Dans cet univers fermé, chaque présence nouvelle, fût-elle accidentelle (la visite de la voisine perdue), est un événement, et les quelques paroles que Paul peut échanger avec la petite Wanda sont des moments de grande intensité. Les objets aussi acquièrent un poids exceptionnel et Aubert a bien raison d’arrêter sa caméra sur la salade de fruits et sa vilaine cuiller de plastique qui, soudainement, occupent tout l’espace et résument à elles seules l’idée d’enfermement. Même les toilettes que Paul ne peut plus fréquenter deviennent un lieu qu’un plan plus long confirme dans leur appartenance à une vie passée. Tout dans cet univers clos, presque théâtral, se réinvente, acquiert un poids supplémentaire.
Tu ne sauras jamais est aussi un film d’émotions multiples qui trouvent leur aboutissement, leur apothéose, dans une crise de larmes de Paul et dans son appel au réconfort. Ce personnage seul, en mal d’amour malgré son grand âge, a désormais une compagne fidèle dans la caméra de Robin Aubert qui sait prendre son temps pour l’accompagner dans son quotidien exigu. Ce filmage discret, qui enregistre tout, sans jamais bousculer, se permet deux ou trois fondus enchaînés d’une grande douceur, qui redisent le respect du protagoniste, de son espace, de son temps et de tout ce qui constitue désormais sa vie, y compris le « Je t’espère », ultime, et combien bouleversant message de Marie-Aurore.

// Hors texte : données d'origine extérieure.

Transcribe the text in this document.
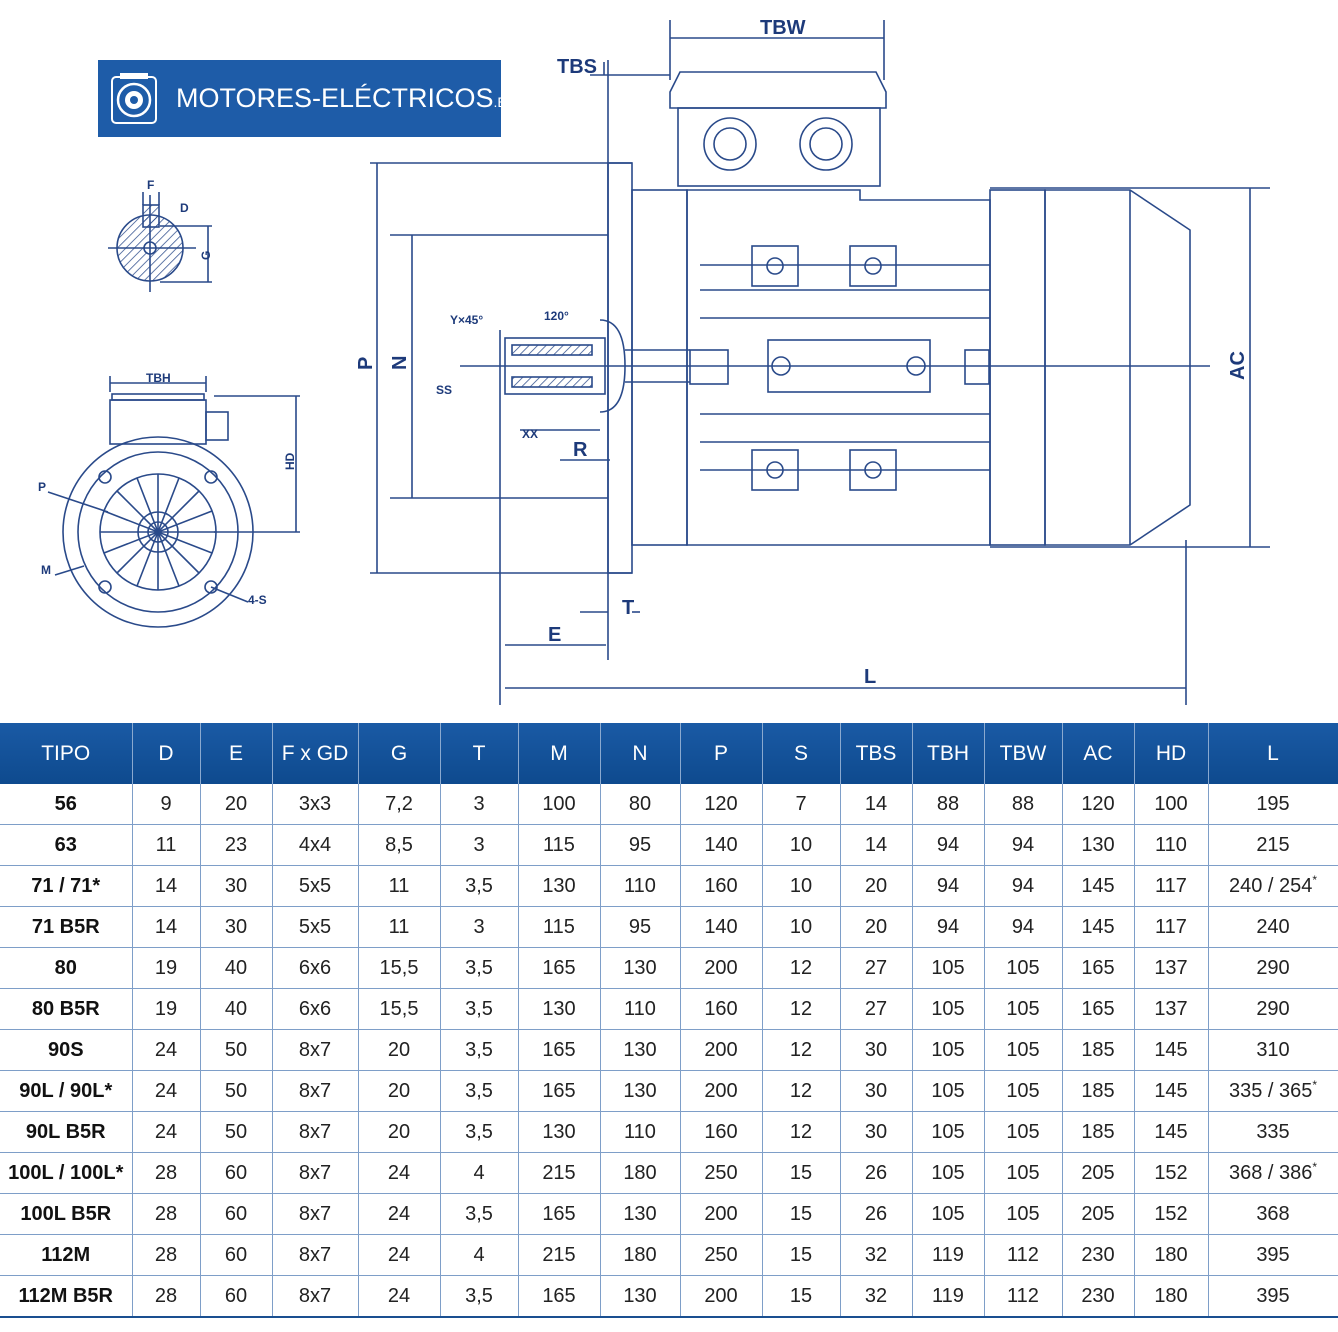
TBW
TBS
P N	AC
R
T
E
L
F
D
G
TBH
HD
P
M
4-S
Y×45°	120°
SS
XX
MOTORES-ELÉCTRICOS.ES
TIPO	D	E	F x GD	G	T	M	N	P	S	TBS	TBH	TBW	AC	HD	L
56	9	20	3x3	7,2	3	100	80	120	7	14	88	88	120	100	195
63	11	23	4x4	8,5	3	115	95	140	10	14	94	94	130	110	215
71 / 71*	14	30	5x5	11	3,5	130	110	160	10	20	94	94	145	117	240 / 254*
71 B5R	14	30	5x5	11	3	115	95	140	10	20	94	94	145	117	240
80	19	40	6x6	15,5	3,5	165	130	200	12	27	105	105	165	137	290
80 B5R	19	40	6x6	15,5	3,5	130	110	160	12	27	105	105	165	137	290
90S	24	50	8x7	20	3,5	165	130	200	12	30	105	105	185	145	310
90L / 90L*	24	50	8x7	20	3,5	165	130	200	12	30	105	105	185	145	335 / 365*
90L B5R	24	50	8x7	20	3,5	130	110	160	12	30	105	105	185	145	335
100L / 100L*	28	60	8x7	24	4	215	180	250	15	26	105	105	205	152	368 / 386*
100L B5R	28	60	8x7	24	3,5	165	130	200	15	26	105	105	205	152	368
112M	28	60	8x7	24	4	215	180	250	15	32	119	112	230	180	395
112M B5R	28	60	8x7	24	3,5	165	130	200	15	32	119	112	230	180	395
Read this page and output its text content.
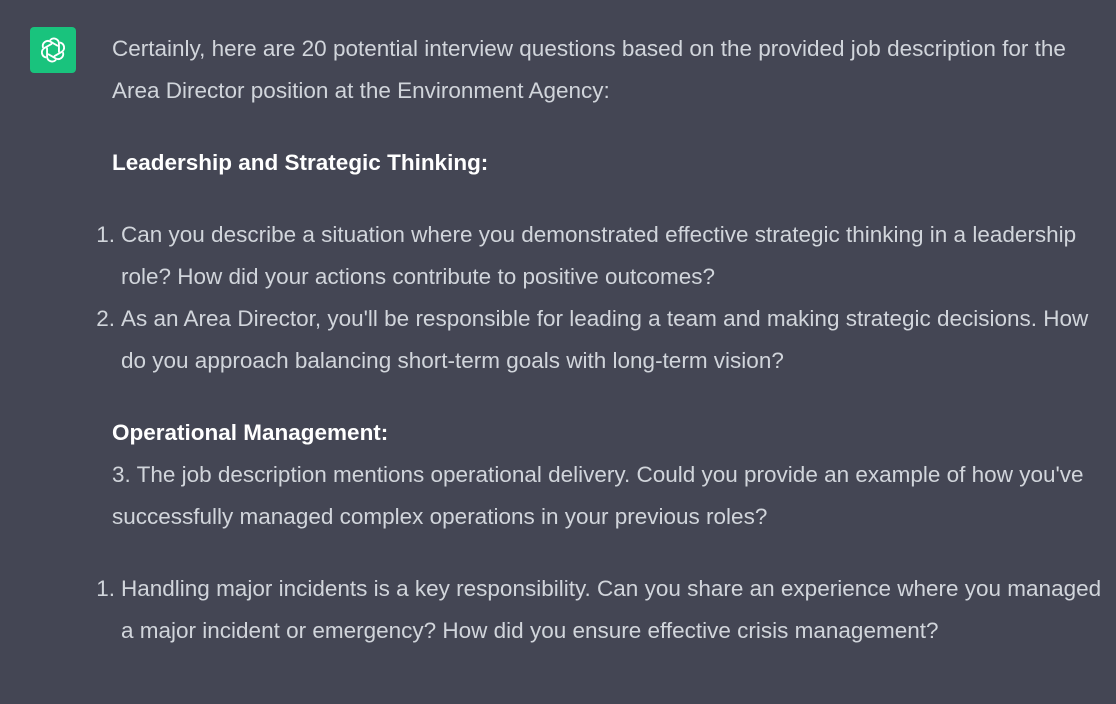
Certainly, here are 20 potential interview questions based on the provided job description for the Area Director position at the Environment Agency:

Leadership and Strategic Thinking:

1. Can you describe a situation where you demonstrated effective strategic thinking in a leadership role? How did your actions contribute to positive outcomes?
2. As an Area Director, you'll be responsible for leading a team and making strategic decisions. How do you approach balancing short-term goals with long-term vision?

Operational Management:

3. The job description mentions operational delivery. Could you provide an example of how you've successfully managed complex operations in your previous roles?

1. Handling major incidents is a key responsibility. Can you share an experience where you managed a major incident or emergency? How did you ensure effective crisis management?
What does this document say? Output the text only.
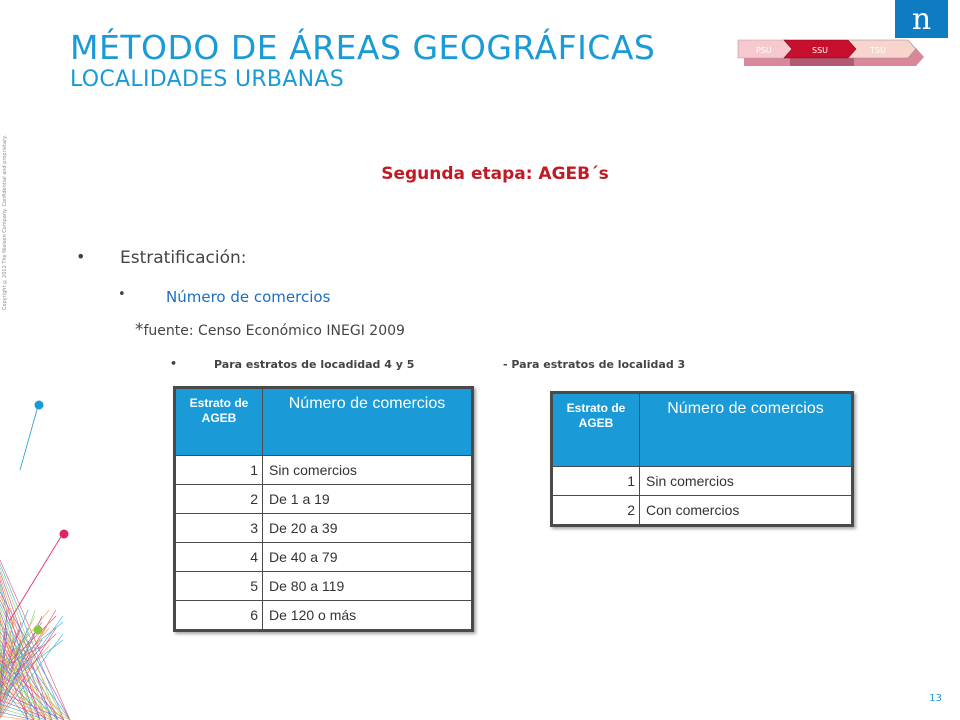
Copyright ©2012 The Nielsen Company. Confidential and proprietary.
MÉTODO DE ÁREAS GEOGRÁFICAS
LOCALIDADES URBANAS
n
PSU	TSU
SSU
Segunda etapa: AGEB´s
• Estratificación:
•	Número de comercios
*fuente: Censo Económico INEGI 2009
•	Para estratos de locadidad 4 y 5	- Para estratos de localidad 3
Estrato de AGEB	Número de comercios
1	Sin comercios
2	De 1 a 19
3	De 20 a 39
4	De 40 a 79
5	De 80 a 119
6	De 120 o más
Estrato de AGEB	Número de comercios
1	Sin comercios
2	Con comercios
13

Histoire d’amour, histoire de douleur aussi, ce film de vie tenait à cœur à Robin Aubert ; il s’y est investi en faisant confiance à ses outils de cinéaste, en cherchant les images, les sons et quelques rares paroles, susceptibles de nous rejoindre. Quiconque accepte de franchir le plan initial de ce film unique dans le cinéma québécois des dernières années vivra une expérience aussi riche qu’essentielle.